Une ville romaine qui n’est pas inconnue
La ville à laquelle a succédé Moingt s’appelait Aquae Segetae au temps des Romains. Ce nom nous est connu grâce à la célèbre Table de Peutinger, copie médiévale d’une carte routière romaine. La configuration de cette ville thermale se dessine par plusieurs monuments, découverts à partir du XVIIe siècle : un théâtre, des thermes, un probable sanctuaire, des habitations.
Une succession de bâtiments romains
Camille Nouet et son équipe ont découvert plusieurs bâtiments appartenant à différentes époques de l’antiquité romaine, entre le Ier et le IIIe siècle (fig. 3). Les murs, qui sont les premiers repères, sont pour la plupart très érodés. Certains ont conservé l’enduit et la peinture qui les recouvraient. Les sols qui dessinent les pièces des bâtiments sont faits de différentes manières. La plupart du temps, ils sont en mortier de chaux, parfois agrémentés d’éclats de tuiles ou de briques. D’autres sont simplement en terre battue : le mobilier, les poteries principalement, écrasé à leur surface, facilite leur repérage.
Une foule d’objets riches d’enseignements
Les nombreuses poteries sont déterminantes pour les archéologues, car elles permettent de dater les couches dans lesquelles elles ont été trouvées (fig. 4). Les couches de démolition et les remblais, riches en objets et en matériaux brisés, apportent de précieux renseignements sur l’architecture et la vie quotidienne (fig. 5). Une mention spéciale pour les enduits d’une colonnade décorés de motifs végétaux ! (fig. 6)
Un chauffage par le sol, emblématique du monde romain
Un élément remarquable a été dégagé au nord-est de la fouille. Il s’agit d’un hypocauste, un dispositif destiné à « chauffer par en-dessous » une pièce (fig. 7). La chaleur d’un feu dessert, grâce à un canal, un espace souterrain. Ici, des petites colonnes en briques supportent le sol de la pièce chauffée.
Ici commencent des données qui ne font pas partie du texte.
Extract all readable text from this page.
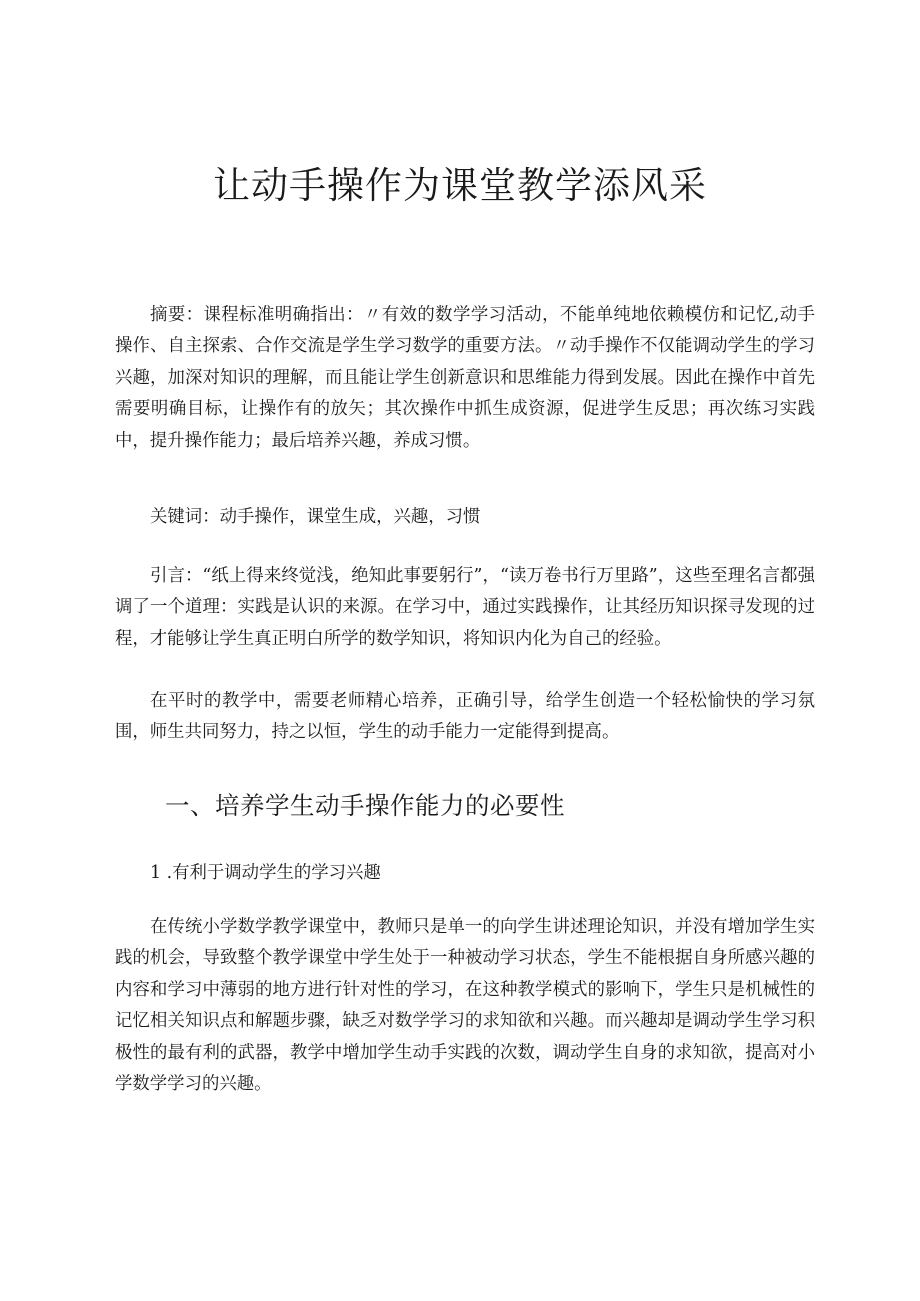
让动手操作为课堂教学添风采

摘要：课程标准明确指出：〃有效的数学学习活动，不能单纯地依赖模仿和记忆,动手操作、自主探索、合作交流是学生学习数学的重要方法。〃动手操作不仅能调动学生的学习兴趣，加深对知识的理解，而且能让学生创新意识和思维能力得到发展。因此在操作中首先需要明确目标，让操作有的放矢；其次操作中抓生成资源，促进学生反思；再次练习实践中，提升操作能力；最后培养兴趣，养成习惯。

关键词：动手操作，课堂生成，兴趣，习惯

引言：“纸上得来终觉浅，绝知此事要躬行”，“读万卷书行万里路”，这些至理名言都强调了一个道理：实践是认识的来源。在学习中，通过实践操作，让其经历知识探寻发现的过程，才能够让学生真正明白所学的数学知识，将知识内化为自己的经验。

在平时的教学中，需要老师精心培养，正确引导，给学生创造一个轻松愉快的学习氛围，师生共同努力，持之以恒，学生的动手能力一定能得到提高。

一、培养学生动手操作能力的必要性
1 .有利于调动学生的学习兴趣

在传统小学数学教学课堂中，教师只是单一的向学生讲述理论知识，并没有增加学生实践的机会，导致整个教学课堂中学生处于一种被动学习状态，学生不能根据自身所感兴趣的内容和学习中薄弱的地方进行针对性的学习，在这种教学模式的影响下，学生只是机械性的记忆相关知识点和解题步骤，缺乏对数学学习的求知欲和兴趣。而兴趣却是调动学生学习积极性的最有利的武器，教学中增加学生动手实践的次数，调动学生自身的求知欲，提高对小学数学学习的兴趣。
La chaleur remonte le long des parois par des briques creuses. L’espace peut être une simple pièce chauffée, ou bien une salle de bain. Ce chauffage par le sol est bien connu à l’époque romaine et largement utilisé dans tout l’Empire romain.
Forgerons et sépultures
Au nord de la fouille, l’équipe a trouvé de nombreuses fosses remplies de déchets métallurgiques et de charbons. Cela suggère la présence d’une forge. Au sud, ce sont plusieurs petits pots intacts qui ont été découverts (fig. 8). Ils accompagnaient probablement un défunt. Plus tard, lorsque le quartier antique est abandonné, quelques sépultures sont installées ici et là, sans doute au Moyen‑Âge.
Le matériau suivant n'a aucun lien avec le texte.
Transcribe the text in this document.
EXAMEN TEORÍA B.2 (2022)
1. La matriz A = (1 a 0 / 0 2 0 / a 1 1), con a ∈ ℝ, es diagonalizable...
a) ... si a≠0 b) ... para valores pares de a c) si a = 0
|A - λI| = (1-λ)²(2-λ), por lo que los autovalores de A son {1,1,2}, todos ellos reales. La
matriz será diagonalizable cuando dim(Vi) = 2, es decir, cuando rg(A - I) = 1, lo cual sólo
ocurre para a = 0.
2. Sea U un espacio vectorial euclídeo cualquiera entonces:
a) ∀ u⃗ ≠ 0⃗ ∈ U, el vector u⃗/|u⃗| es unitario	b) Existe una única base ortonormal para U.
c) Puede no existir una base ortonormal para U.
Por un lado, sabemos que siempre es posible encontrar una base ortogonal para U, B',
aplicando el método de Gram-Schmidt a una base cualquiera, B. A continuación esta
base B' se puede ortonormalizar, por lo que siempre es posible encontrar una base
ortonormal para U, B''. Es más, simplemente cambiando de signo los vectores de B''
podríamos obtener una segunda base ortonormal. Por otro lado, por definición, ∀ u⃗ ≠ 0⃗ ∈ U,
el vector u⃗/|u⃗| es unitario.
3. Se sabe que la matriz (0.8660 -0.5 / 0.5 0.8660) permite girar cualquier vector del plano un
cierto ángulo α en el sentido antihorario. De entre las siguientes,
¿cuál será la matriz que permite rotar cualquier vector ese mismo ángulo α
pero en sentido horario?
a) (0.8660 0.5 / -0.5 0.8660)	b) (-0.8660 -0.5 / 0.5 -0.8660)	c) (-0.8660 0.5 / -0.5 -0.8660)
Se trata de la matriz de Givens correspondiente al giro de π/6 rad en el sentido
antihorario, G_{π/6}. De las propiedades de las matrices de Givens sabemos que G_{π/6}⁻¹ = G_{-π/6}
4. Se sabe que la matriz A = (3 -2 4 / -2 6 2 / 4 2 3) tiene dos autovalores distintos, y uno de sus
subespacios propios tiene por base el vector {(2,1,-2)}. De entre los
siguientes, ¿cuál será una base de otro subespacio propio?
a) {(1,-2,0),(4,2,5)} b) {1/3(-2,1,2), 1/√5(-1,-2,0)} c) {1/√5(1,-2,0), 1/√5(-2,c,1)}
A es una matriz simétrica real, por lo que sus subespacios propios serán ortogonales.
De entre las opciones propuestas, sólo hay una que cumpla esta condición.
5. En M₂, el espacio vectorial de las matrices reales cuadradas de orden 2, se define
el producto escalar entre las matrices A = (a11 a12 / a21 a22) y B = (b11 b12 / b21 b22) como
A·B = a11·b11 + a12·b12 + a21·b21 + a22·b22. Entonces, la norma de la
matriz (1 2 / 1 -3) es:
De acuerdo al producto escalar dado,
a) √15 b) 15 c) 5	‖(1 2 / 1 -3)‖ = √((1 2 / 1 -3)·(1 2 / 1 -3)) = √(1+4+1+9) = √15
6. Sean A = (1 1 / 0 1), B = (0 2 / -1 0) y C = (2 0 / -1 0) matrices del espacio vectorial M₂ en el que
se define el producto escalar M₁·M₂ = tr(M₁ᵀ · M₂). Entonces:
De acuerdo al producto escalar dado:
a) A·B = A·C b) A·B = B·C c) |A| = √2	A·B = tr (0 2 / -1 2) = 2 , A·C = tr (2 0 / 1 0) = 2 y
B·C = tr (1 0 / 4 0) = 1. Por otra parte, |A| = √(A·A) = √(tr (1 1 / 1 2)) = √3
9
Ouverture au public : un beau succès malgré les contraintes sanitaires
L’équipe s’est largement mobilisée pour ouvrir le chantier lors des Journées Européennes du Patrimoine, dans le cadre des manifestations organisées par la mairie de Montbrison. Le vendredi 18 et le samedi 19 septembre, ce sont deux classes élémentaires et près de 190 personnes qui ont été accueillies sur le site. Au programme, visites guidées et stands thématiques, sans oublier masques, gel hydroalcoolique et un petit orage qui n’ont en rien réfréné l’enthousiasme des visiteurs…
Et la suite ?
Depuis, le terrain a été rendu à l’aménageur afin qu’il puisse édifier la nouvelle gendarmerie. Côté archéologie, c’est un long travail d’analyse des données recueillies sur le terrain (dessins, photographies, objets, prélèvements) qui démarre. Nos spécialistes vont se livrer à de minutieuses études, afin de comprendre au mieux comment on a vécu dans ce secteur de la ville romaine d’Aquae Segetae. Tous les résultats seront réunis dans un rapport final abondamment documenté et argumenté.
Opération d’archéologie préventive conduite entre juillet et octobre 2020
sur la commune de Montbrison (Loire), Rue du Repos, avant la construction d’une gendarmerie
Prescription et contrôle scientifique : Service Régional de l’Archéologie d’Auvergne-Rhône-Alpes
Maîtrise d’ouvrage : SCI Caserne Montbrison
Opérateur archéologique : Archeodunum (Responsable : Camille Nouet)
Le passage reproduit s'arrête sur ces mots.